Design, Setting, and Participants
This comparative effectiveness research study analyzed all fee-for-service Medicare beneficiaries with proximal humerus fracture in 2011 who were continuously enrolled in Medicare Parts A and B for the 365-day period before and immediately after their index fracture. Data analysis was performed January through June 2019.
Undergoing 1 of the commonly used surgical procedures in the 60 days after an index fracture diagnosis.

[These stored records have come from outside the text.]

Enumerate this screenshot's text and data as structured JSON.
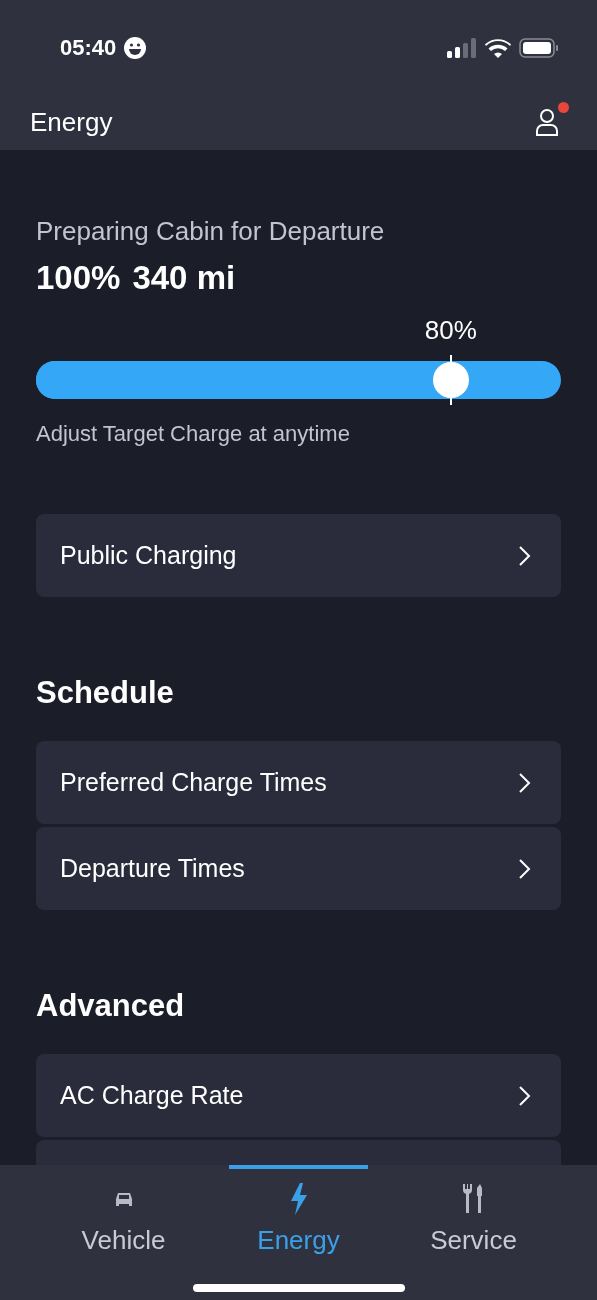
{
  "status_bar": {
    "time": "05:40"
  },
  "header": {
    "title": "Energy",
    "notification": true
  },
  "charge": {
    "status": "Preparing Cabin for Departure",
    "battery": "100%",
    "range": "340 mi",
    "target_label": "80%",
    "level": 0.79,
    "hint": "Adjust Target Charge at anytime"
  },
  "sections": [
    {
      "items": [
        {
          "label": "Public Charging"
        }
      ]
    },
    {
      "title": "Schedule",
      "items": [
        {
          "label": "Preferred Charge Times"
        },
        {
          "label": "Departure Times"
        }
      ]
    },
    {
      "title": "Advanced",
      "items": [
        {
          "label": "AC Charge Rate"
        }
      ],
      "more_below": true
    }
  ],
  "tabs": [
    {
      "label": "Vehicle",
      "kind": "car",
      "selected": false
    },
    {
      "label": "Energy",
      "kind": "bolt",
      "selected": true
    },
    {
      "label": "Service",
      "kind": "tools",
      "selected": false
    }
  ]
}
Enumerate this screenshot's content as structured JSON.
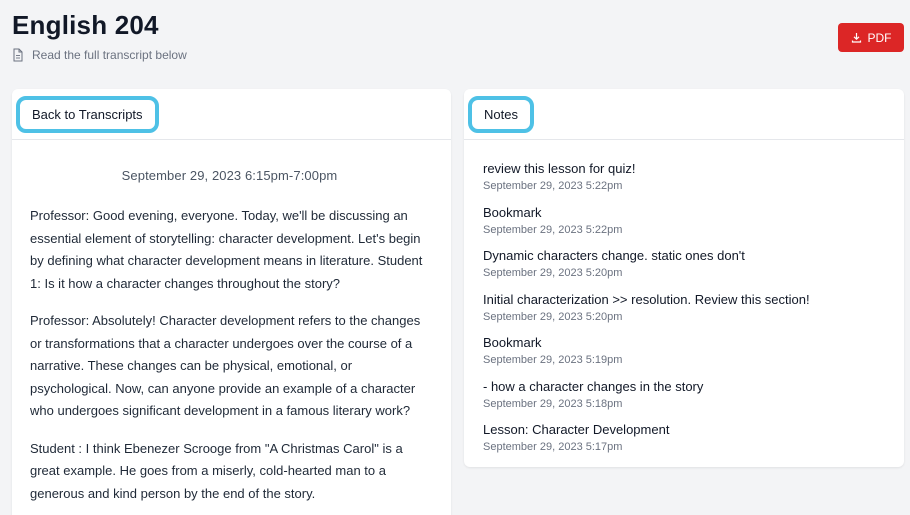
{
  "header": {
    "title": "English 204",
    "subtitle": "Read the full transcript below",
    "pdf_label": "PDF"
  },
  "transcript": {
    "back_label": "Back to Transcripts",
    "date": "September 29, 2023 6:15pm-7:00pm",
    "paragraphs": [
      "Professor: Good evening, everyone. Today, we'll be discussing an essential element of storytelling: character development. Let's begin by defining what character development means in literature. Student 1: Is it how a character changes throughout the story?",
      "Professor: Absolutely! Character development refers to the changes or transformations that a character undergoes over the course of a narrative. These changes can be physical, emotional, or psychological. Now, can anyone provide an example of a character who undergoes significant development in a famous literary work?",
      "Student : I think Ebenezer Scrooge from \"A Christmas Carol\" is a great example. He goes from a miserly, cold-hearted man to a generous and kind person by the end of the story."
    ]
  },
  "notes": {
    "title": "Notes",
    "items": [
      {
        "text": "review this lesson for quiz!",
        "time": "September 29, 2023 5:22pm"
      },
      {
        "text": "Bookmark",
        "time": "September 29, 2023 5:22pm"
      },
      {
        "text": "Dynamic characters change. static ones don't",
        "time": "September 29, 2023 5:20pm"
      },
      {
        "text": "Initial characterization >> resolution. Review this section!",
        "time": "September 29, 2023 5:20pm"
      },
      {
        "text": "Bookmark",
        "time": "September 29, 2023 5:19pm"
      },
      {
        "text": "- how a character changes in the story",
        "time": "September 29, 2023 5:18pm"
      },
      {
        "text": "Lesson: Character Development",
        "time": "September 29, 2023 5:17pm"
      }
    ]
  },
  "colors": {
    "accent_red": "#dc2626",
    "highlight_outline": "#4ec1e6",
    "background": "#f3f4f6"
  },
  "icons": {
    "subtitle_icon": "document-icon",
    "pdf_icon": "download-icon"
  }
}
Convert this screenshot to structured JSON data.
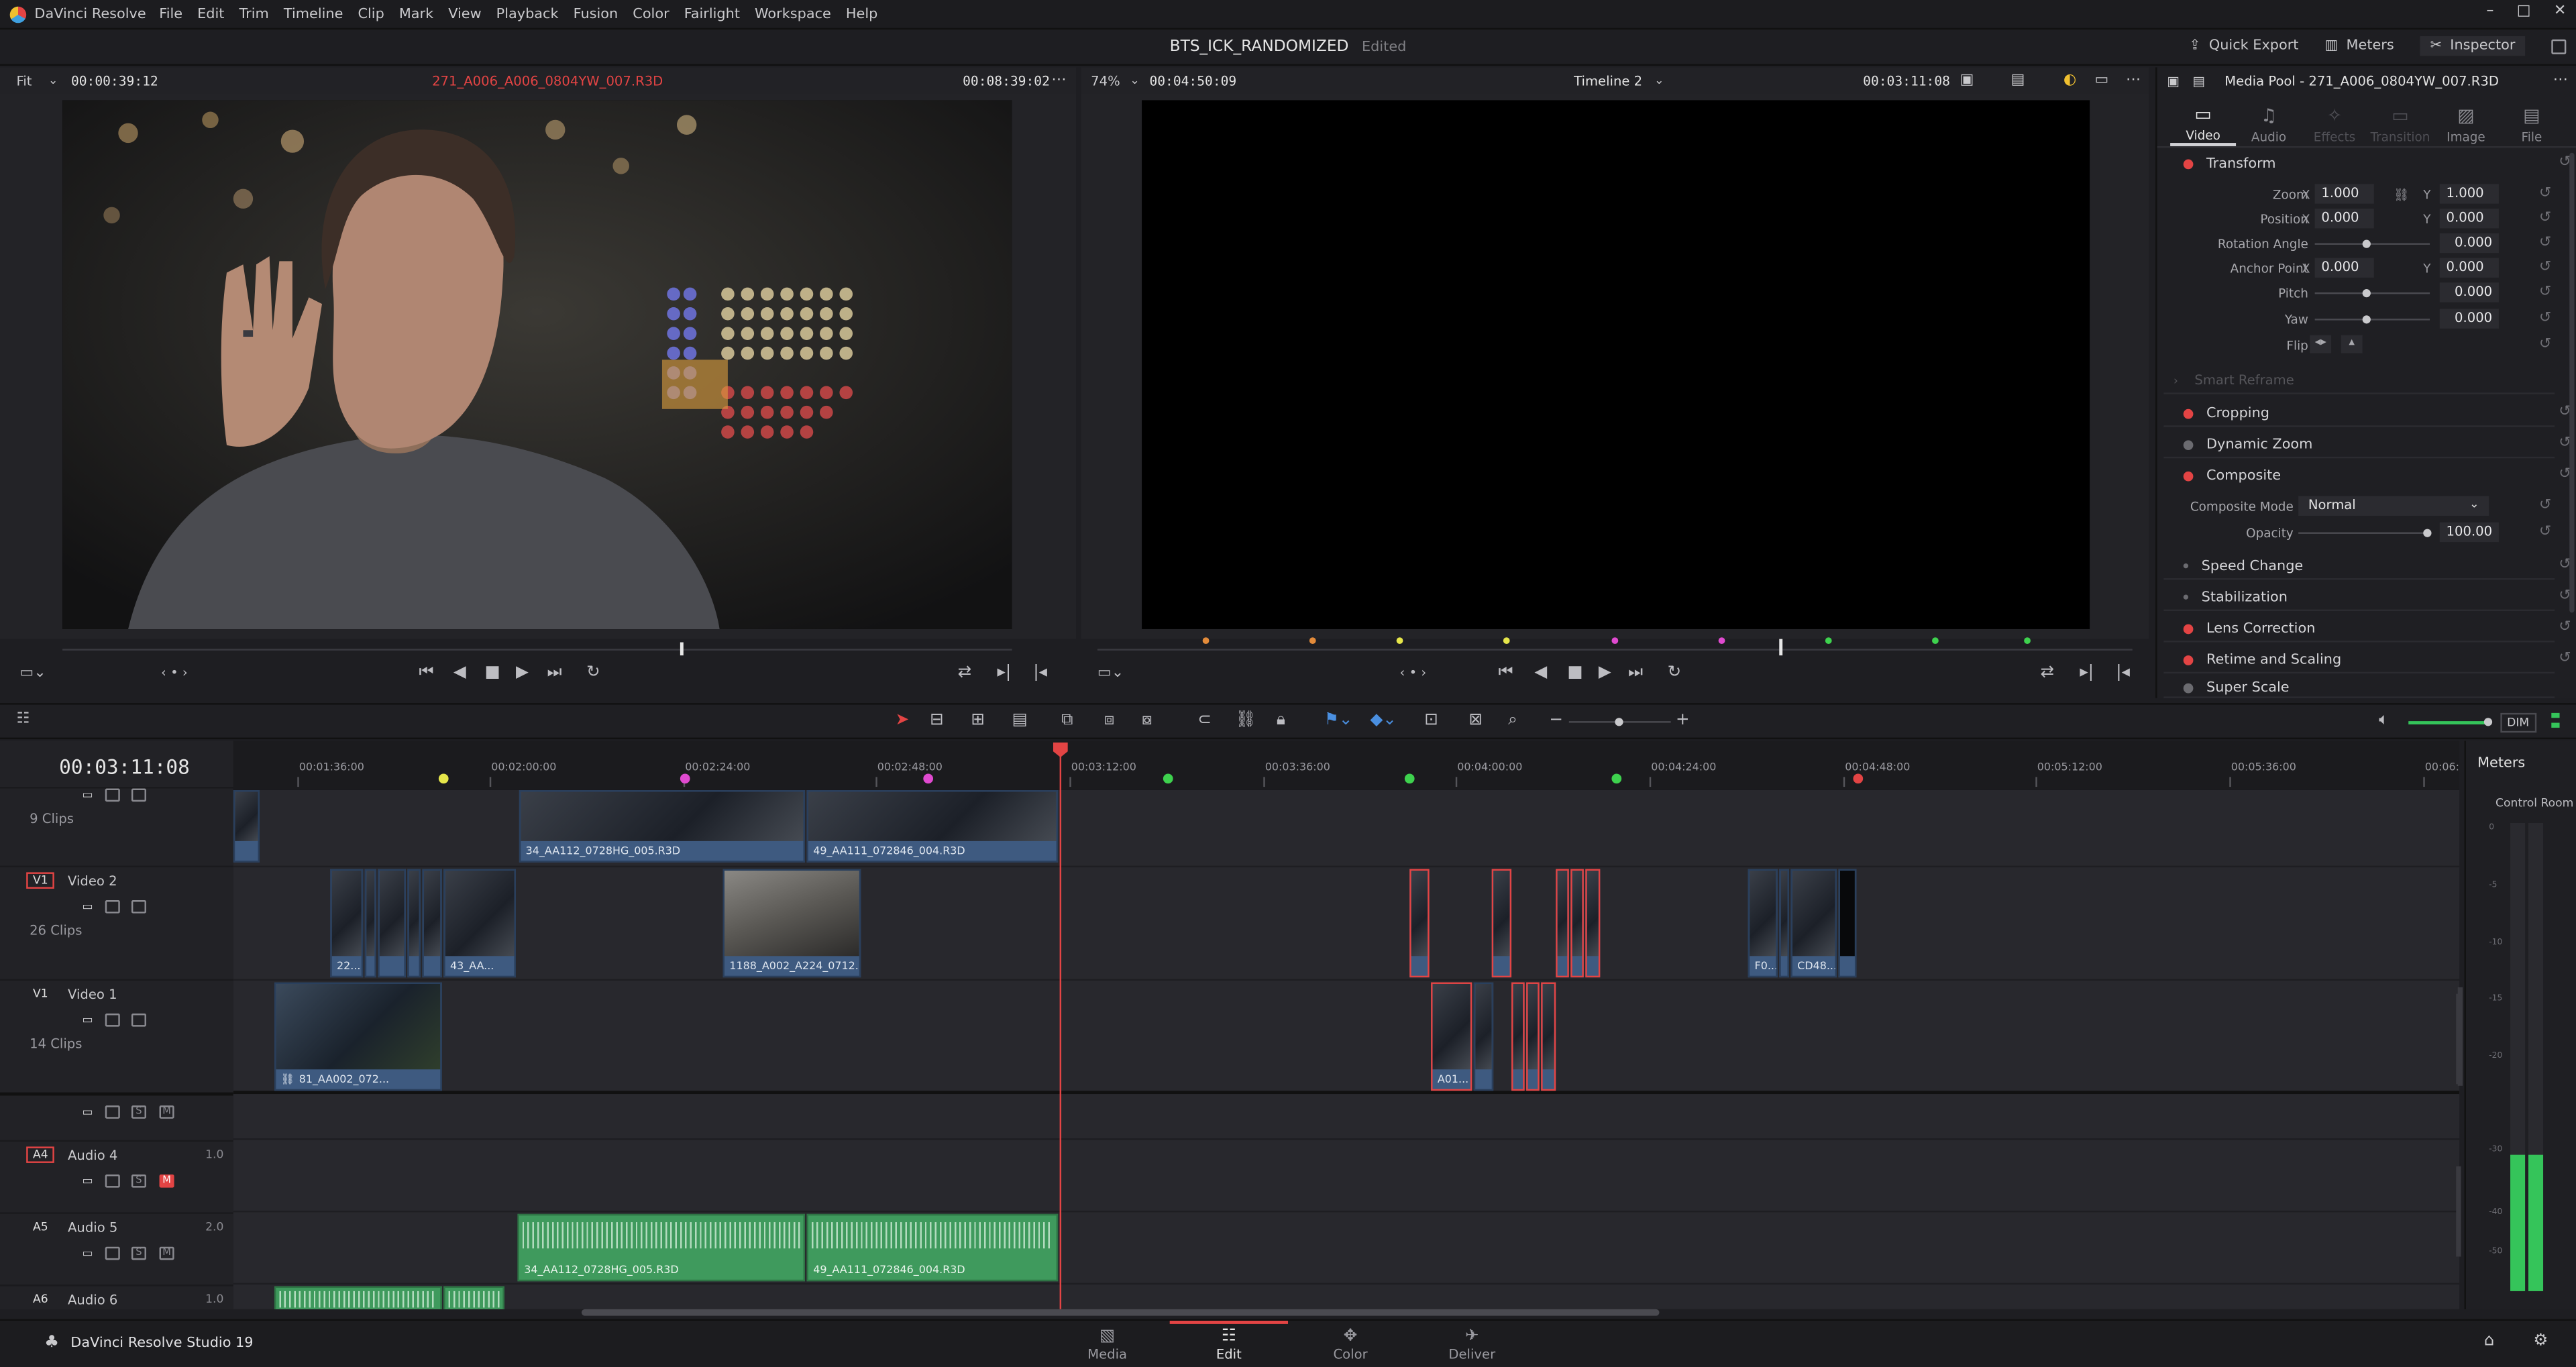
{
  "menubar": {
    "app_name": "DaVinci Resolve",
    "items": [
      "File",
      "Edit",
      "Trim",
      "Timeline",
      "Clip",
      "Mark",
      "View",
      "Playback",
      "Fusion",
      "Color",
      "Fairlight",
      "Workspace",
      "Help"
    ]
  },
  "titlebar": {
    "project": "BTS_ICK_RANDOMIZED",
    "status": "Edited",
    "quick_export": "Quick Export",
    "meters": "Meters",
    "inspector": "Inspector"
  },
  "source": {
    "zoom": "Fit",
    "timecode_in": "00:00:39:12",
    "clip_name": "271_A006_A006_0804YW_007.R3D",
    "duration": "00:08:39:02"
  },
  "record": {
    "zoom": "74%",
    "timecode": "00:04:50:09",
    "timeline_name": "Timeline 2",
    "duration": "00:03:11:08"
  },
  "inspector": {
    "title": "Media Pool - 271_A006_0804YW_007.R3D",
    "tabs": [
      {
        "label": "Video",
        "icon": "video-tab-icon",
        "active": true
      },
      {
        "label": "Audio",
        "icon": "audio-tab-icon",
        "active": false
      },
      {
        "label": "Effects",
        "icon": "effects-tab-icon",
        "active": false,
        "dim": true
      },
      {
        "label": "Transition",
        "icon": "transition-tab-icon",
        "active": false,
        "dim": true
      },
      {
        "label": "Image",
        "icon": "image-tab-icon",
        "active": false
      },
      {
        "label": "File",
        "icon": "file-tab-icon",
        "active": false
      }
    ],
    "transform": {
      "title": "Transform",
      "zoom_label": "Zoom",
      "zoom_x": "1.000",
      "zoom_y": "1.000",
      "position_label": "Position",
      "pos_x": "0.000",
      "pos_y": "0.000",
      "rotation_label": "Rotation Angle",
      "rotation": "0.000",
      "anchor_label": "Anchor Point",
      "anchor_x": "0.000",
      "anchor_y": "0.000",
      "pitch_label": "Pitch",
      "pitch": "0.000",
      "yaw_label": "Yaw",
      "yaw": "0.000",
      "flip_label": "Flip",
      "x": "X",
      "y": "Y"
    },
    "smart_reframe": "Smart Reframe",
    "cropping": "Cropping",
    "dynamic_zoom": "Dynamic Zoom",
    "composite": {
      "title": "Composite",
      "mode_label": "Composite Mode",
      "mode_value": "Normal",
      "opacity_label": "Opacity",
      "opacity_value": "100.00",
      "opacity_level": 1.0
    },
    "speed_change": "Speed Change",
    "stabilization": "Stabilization",
    "lens_correction": "Lens Correction",
    "retime_scaling": "Retime and Scaling",
    "super_scale": "Super Scale"
  },
  "timeline": {
    "timecode": "00:03:11:08",
    "ruler": [
      "00:01:36:00",
      "00:02:00:00",
      "00:02:24:00",
      "00:02:48:00",
      "00:03:12:00",
      "00:03:36:00",
      "00:04:00:00",
      "00:04:24:00",
      "00:04:48:00",
      "00:05:12:00",
      "00:05:36:00",
      "00:06:"
    ],
    "dim_label": "DIM",
    "tracks": {
      "v3_clips": "9 Clips",
      "v2_id": "V1",
      "v2_name": "Video 2",
      "v2_clips": "26 Clips",
      "v1_id": "V1",
      "v1_name": "Video 1",
      "v1_clips": "14 Clips",
      "a4_id": "A4",
      "a4_name": "Audio 4",
      "a4_ch": "1.0",
      "a5_id": "A5",
      "a5_name": "Audio 5",
      "a5_ch": "2.0",
      "a6_id": "A6",
      "a6_name": "Audio 6",
      "a6_ch": "1.0",
      "s": "S",
      "m": "M"
    },
    "clips": {
      "v3_a": "34_AA112_0728HG_005.R3D",
      "v3_b": "49_AA111_072846_004.R3D",
      "v2_a": "22...",
      "v2_b": "43_AA...",
      "v2_c": "1188_A002_A224_0712...",
      "v2_d": "F0...",
      "v2_e": "CD48...",
      "v1_a": "81_AA002_072...",
      "v1_b": "A01...",
      "a5_a": "34_AA112_0728HG_005.R3D",
      "a5_b": "49_AA111_072846_004.R3D"
    }
  },
  "meters": {
    "title": "Meters",
    "subtitle": "Control Room",
    "scale": [
      "0",
      "-5",
      "-10",
      "-15",
      "-20",
      "-30",
      "-40",
      "-50"
    ],
    "left_level": 0.29,
    "right_level": 0.29
  },
  "bottom": {
    "product": "DaVinci Resolve Studio 19",
    "pages": [
      {
        "label": "Media",
        "active": false
      },
      {
        "label": "Edit",
        "active": true
      },
      {
        "label": "Color",
        "active": false
      },
      {
        "label": "Deliver",
        "active": false
      }
    ]
  },
  "colors": {
    "accent_red": "#e34444",
    "video_clip": "#3e5a80",
    "audio_clip": "#3f9a5d"
  }
}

Main Outcomes and Measures
Risk-adjusted area surgery ratios were created for each hospital referral region as a measure of local area practice styles. Instrumental variable approaches were used to assess the association between higher surgery rates and adverse events, mortality risk, and cost at 1 year from Medicare’s perspective for patients with PHF in 2011. Instrumental variable models were stratified by age, comorbidities, and frailty. Instrumental variable estimates were compared with estimates from risk-adjusted regression models.

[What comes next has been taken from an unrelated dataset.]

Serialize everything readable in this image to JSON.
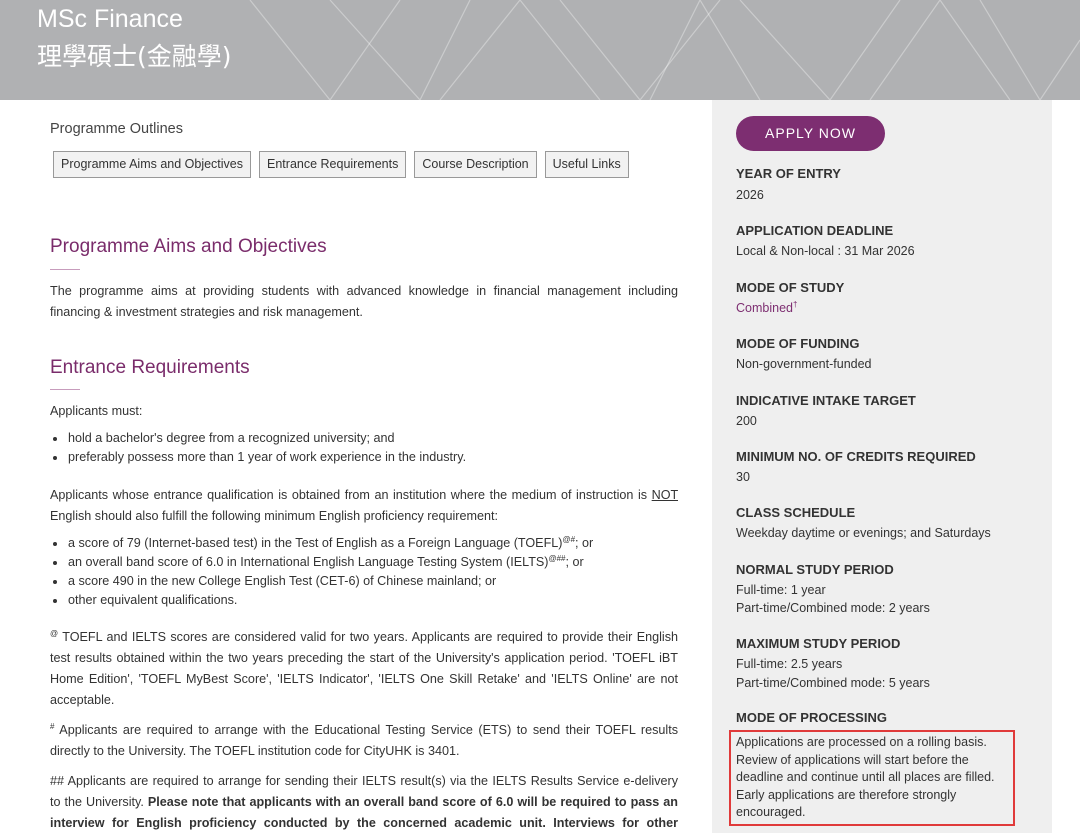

The final cohort included 72 823 patients (mean [SD] age, 80.0 [7.9] years; 13 958 [19.2%] men). The proportion of patients treated surgically ranged from 1.8% to 33.3% across hospital referral regions in the United States. Compared with conservatively managed patients, surgical patients were younger (mean [SD] age, 80.4 [8.1] years vs 78.0 [7.2] years; P < .001) and healthier (Charlson Comorbidity Index score of 0, 14 863 [24.4%] patients vs 3468 [29.1%] patients; Function-Related Indicator score of 0, 20 720 [34.0%] patients vs 4980 [41.8%] patients; P < .001 for both), and a larger proportion were women (49 030 [80.5%] patients vs 9835 [82.5%] patients; P < .001). Instrumental variable analysis showed that higher rates of surgery were associated with increased total costs ($8913) during the treatment period, increased adverse event rates (a 1–percentage point increase in the surgery rate was associated with a 0.19–percentage point increase in the 1-year adverse event rate; β = 0.19; 95% CI, 0.09-0.27; P < .001), and increased mortality risk (a 1–percentage point increase in the surgery rate was associated with a 0.09–percentage point increase in the 1-year mortality rate; β = 0.09; 95% CI, 0.04-0.15; P < .01). Instrumental variable mortality results were even more striking for older patients and those with higher comorbidity burdens and greater frailty. Risk-adjusted estimates suggested that surgical patients had higher costs (increase of $17 278) and more adverse events (a 1–percentage point increase in the surgery rate was associated with a 0.12–percentage point increase in the 1-year adverse event rate; β = 0.12; 95% CI, 0.11 to 0.13; P < .001) but lower risk of mortality after PHF (a 1–percentage point increase in the surgery rate was associated with a 0.01–percentage point decrease in the 1-year mortality rate; β = −0.01; 95% CI, −0.015 to −0.005; P < .001).
Conclusions and Relevance
This study found that higher rates of surgery for treatment of patients with PHF were associated with increased costs, adverse event rates, and risk of mortality. Orthopedic surgeons should be aware of the harms of extending the use of surgery to more clinically vulnerable patient subgroups.